Les pouvoirs publics n’ont pas réussi à établir et à faire partager par les diverses parties prenantes une doctrine unifiée de la décentralisation. En outre, la méthode de concertation avec les collectivités et les organisations syndicales a accru naturellement, par le jeu du processus itératif de négociation, les risques de perte d’unité de

vues et de cohérence du dispositif, notamment par le refus d’arbitrages clarificateurs.

A diverses reprises, à l’occasion d’enquêtes sur les transports publics, la décentralisation aéroportuaire ou le tourisme, la Cour a mis en lumière les conséquences de cette situation.

1 - Les transports publics urbains et interurbains26

La loi du 30 décembre 1982 d'orientation des transports intérieurs prévoyait la spécialisation d’autorités compétentes pour chaque mode de transport de voyageurs. Les lois qui l’ont modifiée n’ont pas fondamentalement remis en cause ce principe.
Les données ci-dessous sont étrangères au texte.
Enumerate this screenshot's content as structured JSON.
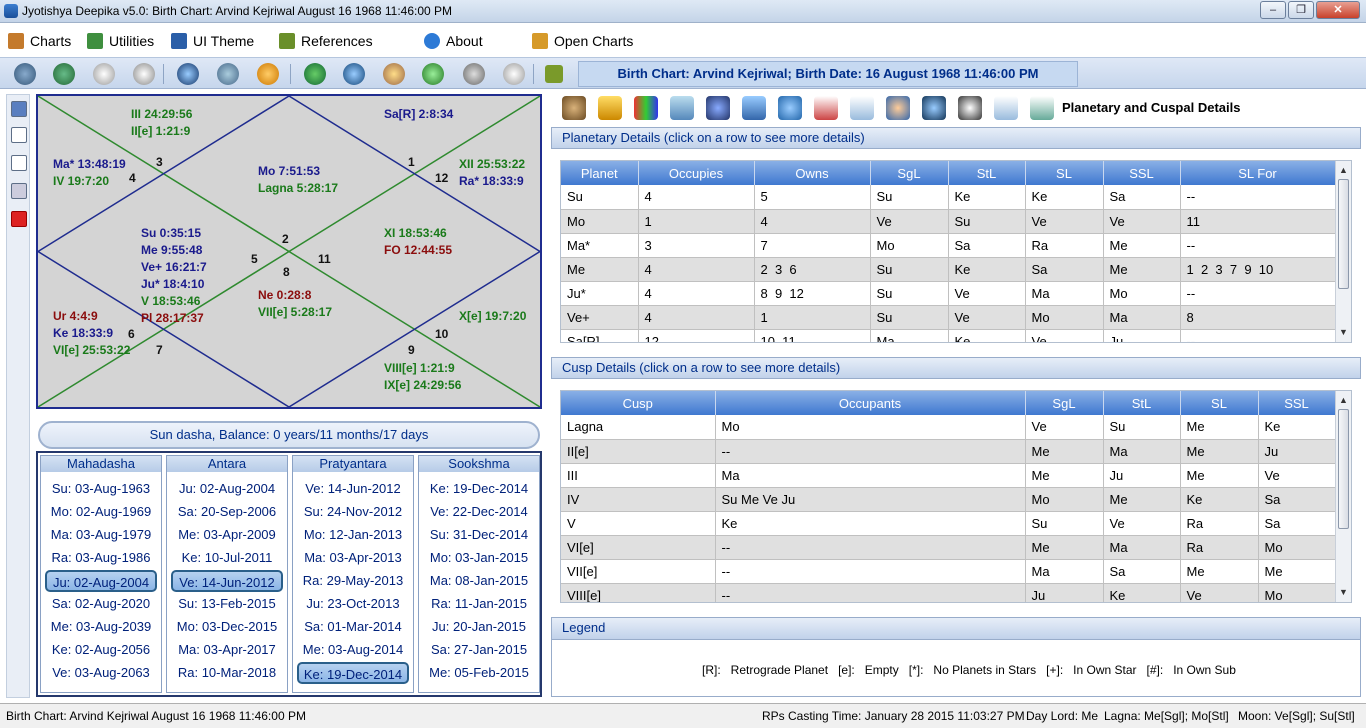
{
  "window": {
    "title": "Jyotishya Deepika v5.0:  Birth Chart: Arvind Kejriwal August 16 1968 11:46:00 PM"
  },
  "menu": [
    {
      "label": "Charts",
      "icon": "house-icon"
    },
    {
      "label": "Utilities",
      "icon": "gears-icon"
    },
    {
      "label": "UI Theme",
      "icon": "monitor-icon"
    },
    {
      "label": "References",
      "icon": "book-icon"
    },
    {
      "label": "About",
      "icon": "info-icon"
    },
    {
      "label": "Open Charts",
      "icon": "open-charts-icon"
    }
  ],
  "header": {
    "chart_title": "Birth Chart: Arvind Kejriwal; Birth Date: 16 August 1968 11:46:00 PM"
  },
  "chart": {
    "labels": [
      {
        "text": "III 24:29:56",
        "color": "gr"
      },
      {
        "text": "II[e] 1:21:9",
        "color": "gr"
      },
      {
        "text": "Sa[R] 2:8:34",
        "color": "nv"
      },
      {
        "text": "Ma* 13:48:19",
        "color": "nv"
      },
      {
        "text": "IV 19:7:20",
        "color": "gr"
      },
      {
        "text": "Mo 7:51:53",
        "color": "nv"
      },
      {
        "text": "Lagna 5:28:17",
        "color": "gr"
      },
      {
        "text": "XII 25:53:22",
        "color": "gr"
      },
      {
        "text": "Ra* 18:33:9",
        "color": "nv"
      },
      {
        "text": "Su 0:35:15",
        "color": "nv"
      },
      {
        "text": "Me 9:55:48",
        "color": "nv"
      },
      {
        "text": "Ve+ 16:21:7",
        "color": "nv"
      },
      {
        "text": "Ju* 18:4:10",
        "color": "nv"
      },
      {
        "text": "V 18:53:46",
        "color": "gr"
      },
      {
        "text": "Pl 28:17:37",
        "color": "rd"
      },
      {
        "text": "XI 18:53:46",
        "color": "gr"
      },
      {
        "text": "FO 12:44:55",
        "color": "rd"
      },
      {
        "text": "Ne 0:28:8",
        "color": "rd"
      },
      {
        "text": "VII[e] 5:28:17",
        "color": "gr"
      },
      {
        "text": "Ur 4:4:9",
        "color": "rd"
      },
      {
        "text": "Ke 18:33:9",
        "color": "nv"
      },
      {
        "text": "VI[e] 25:53:22",
        "color": "gr"
      },
      {
        "text": "X[e] 19:7:20",
        "color": "gr"
      },
      {
        "text": "VIII[e] 1:21:9",
        "color": "gr"
      },
      {
        "text": "IX[e] 24:29:56",
        "color": "gr"
      }
    ],
    "house_numbers": [
      "3",
      "4",
      "1",
      "12",
      "2",
      "5",
      "8",
      "11",
      "6",
      "7",
      "9",
      "10"
    ]
  },
  "dasha": {
    "balance": "Sun dasha, Balance: 0 years/11 months/17 days",
    "columns": [
      {
        "title": "Mahadasha",
        "items": [
          "Su: 03-Aug-1963",
          "Mo: 02-Aug-1969",
          "Ma: 03-Aug-1979",
          "Ra: 03-Aug-1986",
          "Ju: 02-Aug-2004",
          "Sa: 02-Aug-2020",
          "Me: 03-Aug-2039",
          "Ke: 02-Aug-2056",
          "Ve: 03-Aug-2063"
        ],
        "selected": 4
      },
      {
        "title": "Antara",
        "items": [
          "Ju: 02-Aug-2004",
          "Sa: 20-Sep-2006",
          "Me: 03-Apr-2009",
          "Ke: 10-Jul-2011",
          "Ve: 14-Jun-2012",
          "Su: 13-Feb-2015",
          "Mo: 03-Dec-2015",
          "Ma: 03-Apr-2017",
          "Ra: 10-Mar-2018"
        ],
        "selected": 4
      },
      {
        "title": "Pratyantara",
        "items": [
          "Ve: 14-Jun-2012",
          "Su: 24-Nov-2012",
          "Mo: 12-Jan-2013",
          "Ma: 03-Apr-2013",
          "Ra: 29-May-2013",
          "Ju: 23-Oct-2013",
          "Sa: 01-Mar-2014",
          "Me: 03-Aug-2014",
          "Ke: 19-Dec-2014"
        ],
        "selected": 8
      },
      {
        "title": "Sookshma",
        "items": [
          "Ke: 19-Dec-2014",
          "Ve: 22-Dec-2014",
          "Su: 31-Dec-2014",
          "Mo: 03-Jan-2015",
          "Ma: 08-Jan-2015",
          "Ra: 11-Jan-2015",
          "Ju: 20-Jan-2015",
          "Sa: 27-Jan-2015",
          "Me: 05-Feb-2015"
        ],
        "selected": -1
      }
    ]
  },
  "right": {
    "title": "Planetary and Cuspal Details",
    "planetary": {
      "heading": "Planetary Details (click on a row to see more details)",
      "columns": [
        "Planet",
        "Occupies",
        "Owns",
        "SgL",
        "StL",
        "SL",
        "SSL",
        "SL For"
      ],
      "rows": [
        [
          "Su",
          "4",
          "5",
          "Su",
          "Ke",
          "Ke",
          "Sa",
          "--"
        ],
        [
          "Mo",
          "1",
          "4",
          "Ve",
          "Su",
          "Ve",
          "Ve",
          "11"
        ],
        [
          "Ma*",
          "3",
          "7",
          "Mo",
          "Sa",
          "Ra",
          "Me",
          "--"
        ],
        [
          "Me",
          "4",
          "2  3  6",
          "Su",
          "Ke",
          "Sa",
          "Me",
          "1  2  3  7  9  10"
        ],
        [
          "Ju*",
          "4",
          "8  9  12",
          "Su",
          "Ve",
          "Ma",
          "Mo",
          "--"
        ],
        [
          "Ve+",
          "4",
          "1",
          "Su",
          "Ve",
          "Mo",
          "Ma",
          "8"
        ],
        [
          "Sa[R]",
          "12",
          "10  11",
          "Ma",
          "Ke",
          "Ve",
          "Ju",
          "--"
        ]
      ]
    },
    "cusp": {
      "heading": "Cusp Details (click on a row to see more details)",
      "columns": [
        "Cusp",
        "Occupants",
        "SgL",
        "StL",
        "SL",
        "SSL"
      ],
      "rows": [
        [
          "Lagna",
          "Mo",
          "Ve",
          "Su",
          "Me",
          "Ke"
        ],
        [
          "II[e]",
          "--",
          "Me",
          "Ma",
          "Me",
          "Ju"
        ],
        [
          "III",
          "Ma",
          "Me",
          "Ju",
          "Me",
          "Ve"
        ],
        [
          "IV",
          "Su Me Ve Ju",
          "Mo",
          "Me",
          "Ke",
          "Sa"
        ],
        [
          "V",
          "Ke",
          "Su",
          "Ve",
          "Ra",
          "Sa"
        ],
        [
          "VI[e]",
          "--",
          "Me",
          "Ma",
          "Ra",
          "Mo"
        ],
        [
          "VII[e]",
          "--",
          "Ma",
          "Sa",
          "Me",
          "Me"
        ],
        [
          "VIII[e]",
          "--",
          "Ju",
          "Ke",
          "Ve",
          "Mo"
        ]
      ]
    },
    "legend": {
      "heading": "Legend",
      "text": "[R]:   Retrograde Planet   [e]:   Empty   [*]:   No Planets in Stars   [+]:   In Own Star   [#]:   In Own Sub"
    }
  },
  "status": {
    "left": "Birth Chart: Arvind Kejriwal August 16 1968 11:46:00 PM",
    "rps": "RPs Casting Time: January 28 2015 11:03:27 PM",
    "daylord": "Day Lord: Me",
    "lagna": "Lagna: Me[Sgl]; Mo[Stl]",
    "moon": "Moon: Ve[Sgl]; Su[Stl]"
  },
  "colors": {
    "accent": "#3f78d0",
    "chart_line_blue": "#1f2c8f",
    "chart_line_green": "#2f8a2f"
  }
}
Le transport ferroviaire reste de la compétence des régions et de la SNCF pour ce qui concerne le réseau régional TER. Les services réguliers et les services à la demande de transport routier non urbain de personnes sont de la compétence des départements, à l’exclusion des liaisons d’intérêt national ou régional. Les transports urbains de personnes sont de la compétence des communes ou établissements publics locaux ayant reçu mission de les organiser. Les modalités d’interconnexion entre ces différents réseaux n’ont pas été définies par la loi, qui ne prévoit pas la possibilité de créer en province d’autorité organisatrice unique pour des réseaux mixtes. La seule éventualité offerte aux autorités organisatrices, depuis la loi relative à la solidarité et au renouvellement urbain du 13 décembre 2000 (SRU), est d’instituer des syndicats mixtes pour coordonner leurs services, qui conservent leur spécificité et la plupart de leurs prérogatives.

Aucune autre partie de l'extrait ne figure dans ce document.